Genau dieser Rollentausch ist es, den die christliche Kirche am Karfreitag bedenkt. Jesus war für die Menschen wie ein guter Hirte gewesen. Er hat ihnen davon erzählt, wo und wie sie zur Quelle des Lebens finden. Er hat sich um Menschen gekümmert, war bei ihnen in den dunklen Tälern des Lebens, hat sie geheilt, sie in die Gemeinschaft zurückgeführt, ihnen geholfen, böse Wege zu verlassen und die „rechte Straße“ zu finden. Er hat auch mit den Menschen das Leben gefeiert – denken wir nur an die Hochzeit zu Kana – und da galt durchaus: „Du schenkest mir voll ein.“ Es war ganz so, wie Psalm 23 es sagt.
Es passt also, wenn Jesus im Johannesevangelium sagt: „Ich bin der gute Hirte. Und ich kenne die Meinen und die Meinen kennen mich.“ (Joh. 10,14) Er ist der Hirte, der dem verlorenen Schaf in die Wüste folgt und sich riesig freut, wenn er es wieder findet. (Lukas 15,3-7)
Hinter diesem Hirten steht Gott selber. Er selber kommt in Jesus und sucht nach seinen verlorenen Schafen. Gott ist nach Auffassung des Alten Testamentes der wahre Hirte seines Volkes. Und er erwartet von den politischen und militärischen Führern seines Volkes, dass sie ihre Herrschaft als Hirtenamt verstehen. Dass sie sich also um die ihnen anvertrauten Menschen kümmern, sie schützen, ihnen Recht verschaffen, für sie sorgen.
Genau das hat Jesus im Lauf seines Erdenlebens getan. Aber gerade die Ausübung dieses Hirtenamtes brachte ihn ans Kreuz. Das sagt viel aus über die Welt und die Menschen, die diesen Hirtendienst Gottes gar nicht annehmen wollen, die der Liebe Gottes abweisend begegnen, die meinen, keinen Hirten nötig zu haben.
Wie soll man das begreifen, dass der, der nur Gutes tat, als Verbrecher umgebracht wurde und der Verbrecher freigelassen wurde?
Die ersten Christen erinnerten sich da an die Worte des Propheten Jesaja über den Gottesknecht (Jesaja 52 und 53).
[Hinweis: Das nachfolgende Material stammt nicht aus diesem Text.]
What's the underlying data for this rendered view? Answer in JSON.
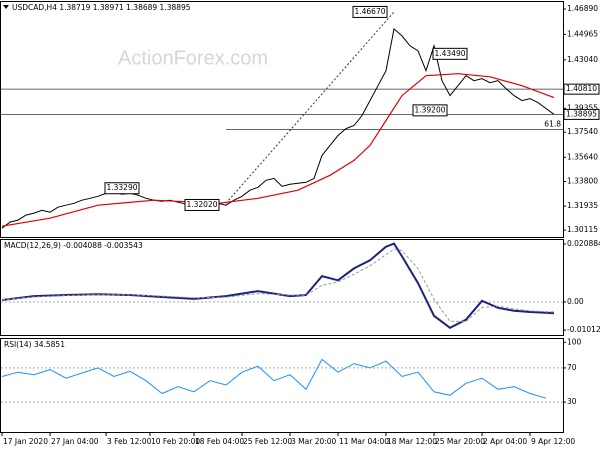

Da heißt es unter anderem:
„Fürwahr, er trug unsere Krankheit und lud auf sich unsere Schmerzen. Um unserer Missetat willen ist er verwundet und um unserer Sünde willen zerschlagen. Die Strafe liegt auf ihm, auf dass wir Frieden hätten und durch seine Wunden sind wir geheilt. … Der Herr warf unser aller Sünde auf ihn. Als er gemartert wurde, litt er doch willig und tat seinen Mund nicht auf wie ein Lamm, das zur Schlachtbank geführt wird; und wie ein Schaf, das vor seinem Scherer verstummt, tat er seinen Mund nicht auf.“
Der gute Hirte lässt sich zum Schlachtschaf machen. „Ich bin der gute Hirte. Der gute Hirte lässt sein Leben für die Schafe.“ sagt Jesus (Johannes 10,11)
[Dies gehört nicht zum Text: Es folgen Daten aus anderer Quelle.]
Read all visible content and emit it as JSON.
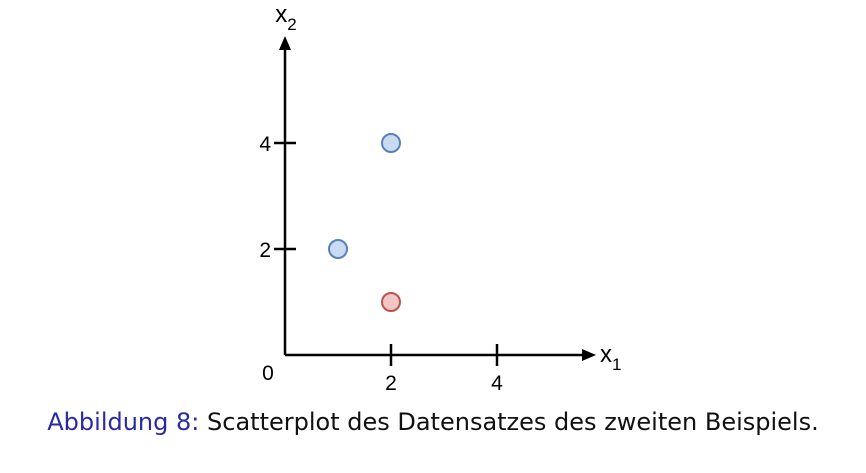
{
  "chart_data": {
    "type": "scatter",
    "title": "",
    "xlabel": {
      "base": "x",
      "sub": "1"
    },
    "ylabel": {
      "base": "x",
      "sub": "2"
    },
    "origin_label": "0",
    "xticks": [
      {
        "value": 2,
        "label": "2"
      },
      {
        "value": 4,
        "label": "4"
      }
    ],
    "yticks": [
      {
        "value": 2,
        "label": "2"
      },
      {
        "value": 4,
        "label": "4"
      }
    ],
    "points": [
      {
        "x": 2,
        "y": 4,
        "class": "blue"
      },
      {
        "x": 1,
        "y": 2,
        "class": "blue"
      },
      {
        "x": 2,
        "y": 1,
        "class": "red"
      }
    ],
    "colors": {
      "blue": {
        "fill": "#c9dbf3",
        "stroke": "#5b7fb9"
      },
      "red": {
        "fill": "#f3c5c5",
        "stroke": "#b85450"
      }
    },
    "grid": false,
    "legend": "none"
  },
  "caption": {
    "label": "Abbildung 8:",
    "text": "Scatterplot des Datensatzes des zweiten Beispiels."
  }
}
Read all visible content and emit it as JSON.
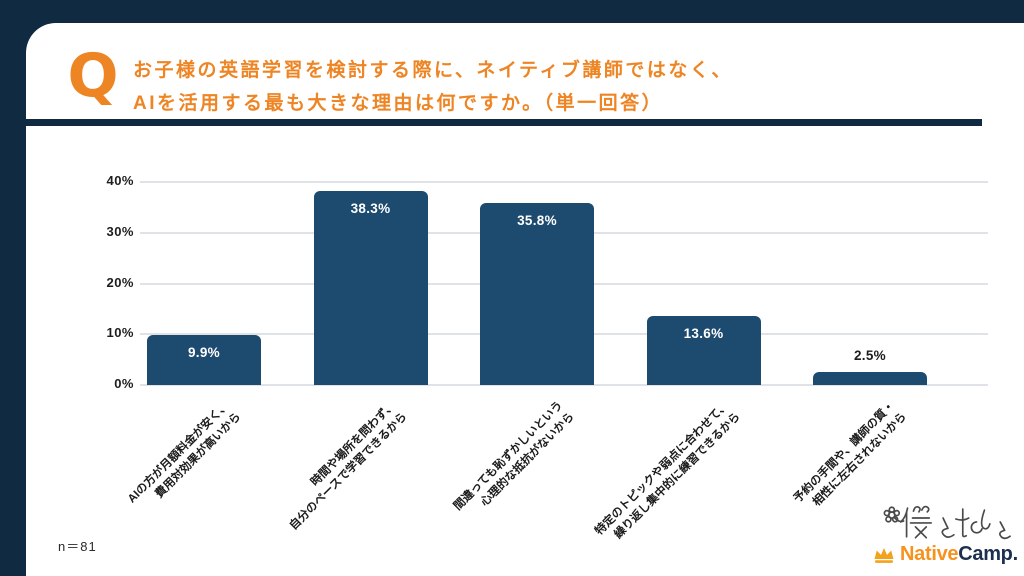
{
  "header": {
    "q_mark": "Q",
    "title_line1": "お子様の英語学習を検討する際に、ネイティブ講師ではなく、",
    "title_line2": "AIを活用する最も大きな理由は何ですか。（単一回答）"
  },
  "footer": {
    "sample_size": "n＝81",
    "brand_doodle_text": "僕と私と",
    "brand_native": "Native",
    "brand_camp": "Camp."
  },
  "colors": {
    "background_navy": "#0f2a41",
    "accent_orange": "#ee8524",
    "bar_fill": "#1d4a6f",
    "gridline_gray": "#dfe2e6",
    "logo_orange": "#f6921e",
    "logo_navy": "#1c2f4e",
    "crown_gold": "#f3a21c",
    "bar_value_label_inside": "#ffffff",
    "bar_value_label_outside": "#1c1c1c"
  },
  "chart_data": {
    "type": "bar",
    "title": "",
    "xlabel": "",
    "ylabel": "",
    "categories": [
      "AIの方が月額料金が安く、\n費用対効果が高いから",
      "時間や場所を問わず、\n自分のペースで学習できるから",
      "間違っても恥ずかしいという\n心理的な抵抗がないから",
      "特定のトピックや弱点に合わせて、\n繰り返し集中的に練習できるから",
      "予約の手間や、講師の質・\n相性に左右されないから"
    ],
    "values": [
      9.9,
      38.3,
      35.8,
      13.6,
      2.5
    ],
    "value_labels": [
      "9.9%",
      "38.3%",
      "35.8%",
      "13.6%",
      "2.5%"
    ],
    "yticks": [
      "0%",
      "10%",
      "20%",
      "30%",
      "40%"
    ],
    "ytick_values": [
      0,
      10,
      20,
      30,
      40
    ],
    "ylim": [
      0,
      40
    ],
    "grid": true,
    "legend": "none",
    "category_label_rotation_deg": -45,
    "value_label_position": "inside-top (outside above bar when bar is too short)"
  }
}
In diesem „für die Schafe“, in diesem „für uns“ sah Luther die Urgestalt des Evangeliums. Beim Rollentausch von Hirte und Schlachtschaf spricht er von einem „fröhlichen Wechsel“. Fröhlich für uns, denn dieses Lamm trägt die Strafe, die eigentlich wir verdient hätten. Und es gibt einfach Dinge im Leben, die wir selbst nicht wiedergutmachen können, die nur Gott selber zurechtbringen kann. Das zu bedenken, ist die nicht eben einfache Aufgabe am Karfreitag.
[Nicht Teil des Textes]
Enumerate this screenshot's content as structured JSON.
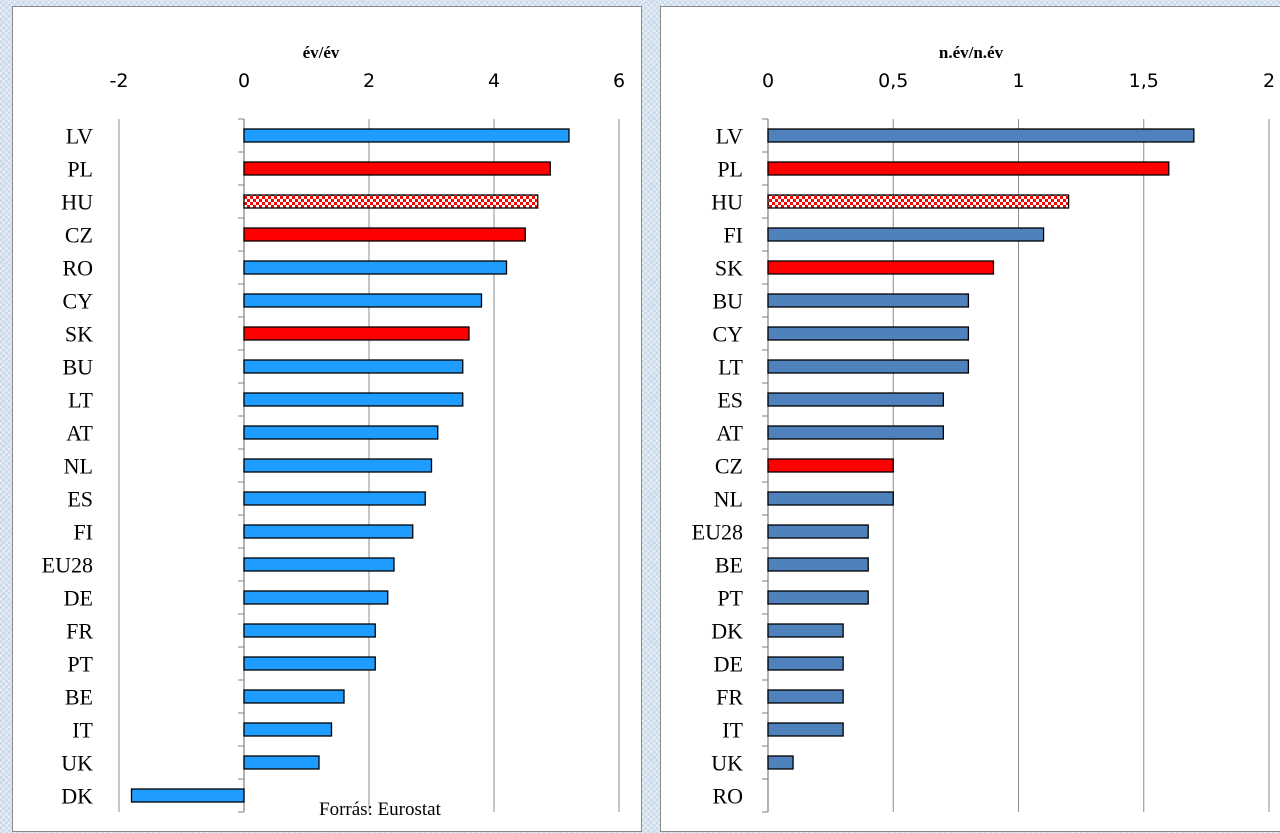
{
  "chart_data": [
    {
      "type": "bar",
      "orientation": "horizontal",
      "title": "év/év",
      "source_note": "Forrás: Eurostat",
      "xlim": [
        -2,
        6
      ],
      "xticks": [
        "-2",
        "0",
        "2",
        "4",
        "6"
      ],
      "grid": true,
      "categories": [
        "LV",
        "PL",
        "HU",
        "CZ",
        "RO",
        "CY",
        "SK",
        "BU",
        "LT",
        "AT",
        "NL",
        "ES",
        "FI",
        "EU28",
        "DE",
        "FR",
        "PT",
        "BE",
        "IT",
        "UK",
        "DK"
      ],
      "values": [
        5.2,
        4.9,
        4.7,
        4.5,
        4.2,
        3.8,
        3.6,
        3.5,
        3.5,
        3.1,
        3.0,
        2.9,
        2.7,
        2.4,
        2.3,
        2.1,
        2.1,
        1.6,
        1.4,
        1.2,
        -1.8
      ],
      "bar_styles": [
        "blue",
        "red",
        "checker",
        "red",
        "blue",
        "blue",
        "red",
        "blue",
        "blue",
        "blue",
        "blue",
        "blue",
        "blue",
        "blue",
        "blue",
        "blue",
        "blue",
        "blue",
        "blue",
        "blue",
        "blue"
      ]
    },
    {
      "type": "bar",
      "orientation": "horizontal",
      "title": "n.év/n.év",
      "xlim": [
        0,
        2
      ],
      "xticks": [
        "0",
        "0,5",
        "1",
        "1,5",
        "2"
      ],
      "grid": true,
      "categories": [
        "LV",
        "PL",
        "HU",
        "FI",
        "SK",
        "BU",
        "CY",
        "LT",
        "ES",
        "AT",
        "CZ",
        "NL",
        "EU28",
        "BE",
        "PT",
        "DK",
        "DE",
        "FR",
        "IT",
        "UK",
        "RO"
      ],
      "values": [
        1.7,
        1.6,
        1.2,
        1.1,
        0.9,
        0.8,
        0.8,
        0.8,
        0.7,
        0.7,
        0.5,
        0.5,
        0.4,
        0.4,
        0.4,
        0.3,
        0.3,
        0.3,
        0.3,
        0.1,
        0.0
      ],
      "bar_styles": [
        "blue",
        "red",
        "checker",
        "blue",
        "red",
        "blue",
        "blue",
        "blue",
        "blue",
        "blue",
        "red",
        "blue",
        "blue",
        "blue",
        "blue",
        "blue",
        "blue",
        "blue",
        "blue",
        "blue",
        "blue"
      ]
    }
  ],
  "colors": {
    "left_blue": "#1e9cff",
    "right_blue": "#4f81bd",
    "highlight_red": "#ff0000",
    "gridline": "#8c8c8c"
  }
}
Diese biblische Anschauung und Logik geht uns Heutigen vielleicht nur schwer ein: dass Jesus stellvertretend für uns alle gelitten hat, dass er ein für alle Mal die Folgen des Unheils, des Bösen auf sich genommen hat, welches wir mit unserem sündigen Wesen, also mit unserer Abwendung von Gott, heraufbeschwören. Trotzdem sollten wir diese biblische Logik nicht voreilig abtun und beiseite legen. Hinter ihr steht nicht ein zorniger Gott, der strafen muss und Jesus als Blitzableiter braucht, damit der Zorn uns nicht trifft. Sondern hinter ihr steht der liebende Gott, der so die Macht des Bösen brechen und uns davon befreien will, damit wir neu leben können.